The Malawi Nyabinghi Council says Rastafarian children are being denied access to education as they are being sent home from public schools because of their religion.
Speaking to Malawi24, Nyabinghi council of Malawi publicity secretary Ras Patrick Galawanda said this week alone three children, including two from the same family, have been sent home from school because of negative perceptions against wearing the dreadlocks.
He said the students include Faith Chikopa who is a form 3 student at Mloza Secondary School as well as Ganizani Maxwell and Chipiliro Maxwell who were denied access to education at Kuchisiyo primary school.
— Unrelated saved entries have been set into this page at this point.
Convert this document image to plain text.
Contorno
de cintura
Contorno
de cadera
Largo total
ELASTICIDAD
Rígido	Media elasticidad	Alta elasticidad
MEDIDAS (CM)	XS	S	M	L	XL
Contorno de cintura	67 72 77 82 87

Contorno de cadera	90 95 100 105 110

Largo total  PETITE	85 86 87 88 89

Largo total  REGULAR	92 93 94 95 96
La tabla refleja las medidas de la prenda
Asked if the government was committed to the idea of allowing them in the public schools, Galawanda said: “For the past year we have been engaging the former principal secretary in the ministry of education, Mr Justin Saidi who referred the matter to Public Affairs Committee PAC. Now because the government has changed PAC has also changed tune as if they don’t know anything about it,” he said.
Galawanda continued that education is one of the most basic human rights and everyone deserves to access it.
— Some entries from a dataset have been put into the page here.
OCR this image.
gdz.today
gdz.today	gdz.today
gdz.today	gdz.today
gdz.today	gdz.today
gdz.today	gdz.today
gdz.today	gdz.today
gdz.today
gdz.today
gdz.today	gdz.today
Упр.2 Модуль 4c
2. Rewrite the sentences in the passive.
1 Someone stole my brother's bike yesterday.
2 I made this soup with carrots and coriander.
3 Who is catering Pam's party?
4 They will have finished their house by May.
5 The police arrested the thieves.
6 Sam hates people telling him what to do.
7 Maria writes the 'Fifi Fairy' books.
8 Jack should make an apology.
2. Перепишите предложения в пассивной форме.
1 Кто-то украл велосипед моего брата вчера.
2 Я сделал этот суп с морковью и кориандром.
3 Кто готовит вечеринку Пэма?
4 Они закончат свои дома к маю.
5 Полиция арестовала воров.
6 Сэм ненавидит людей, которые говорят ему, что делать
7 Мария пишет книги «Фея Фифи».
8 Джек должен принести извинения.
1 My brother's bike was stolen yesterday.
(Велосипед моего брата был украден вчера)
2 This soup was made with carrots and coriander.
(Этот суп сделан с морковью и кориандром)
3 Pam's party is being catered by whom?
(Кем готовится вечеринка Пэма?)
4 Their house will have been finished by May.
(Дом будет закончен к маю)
“Tonse government must strive to give education to youth at all cost. As a county we must priorities access to education and provide the necessary support to those in need. Education enables people to think and act for themselves, it ensures people are not manipulated anyhow,” he said.
Rastafarianism is a religious movement which has distinctive code of behavior and dress including wearing of dreadlocks, rejection of western medicine and adherence to a diet which excludes meat and milk.
In January this year, the Court in Malawi ruled THAT all public schools should allow students with dreadlocks.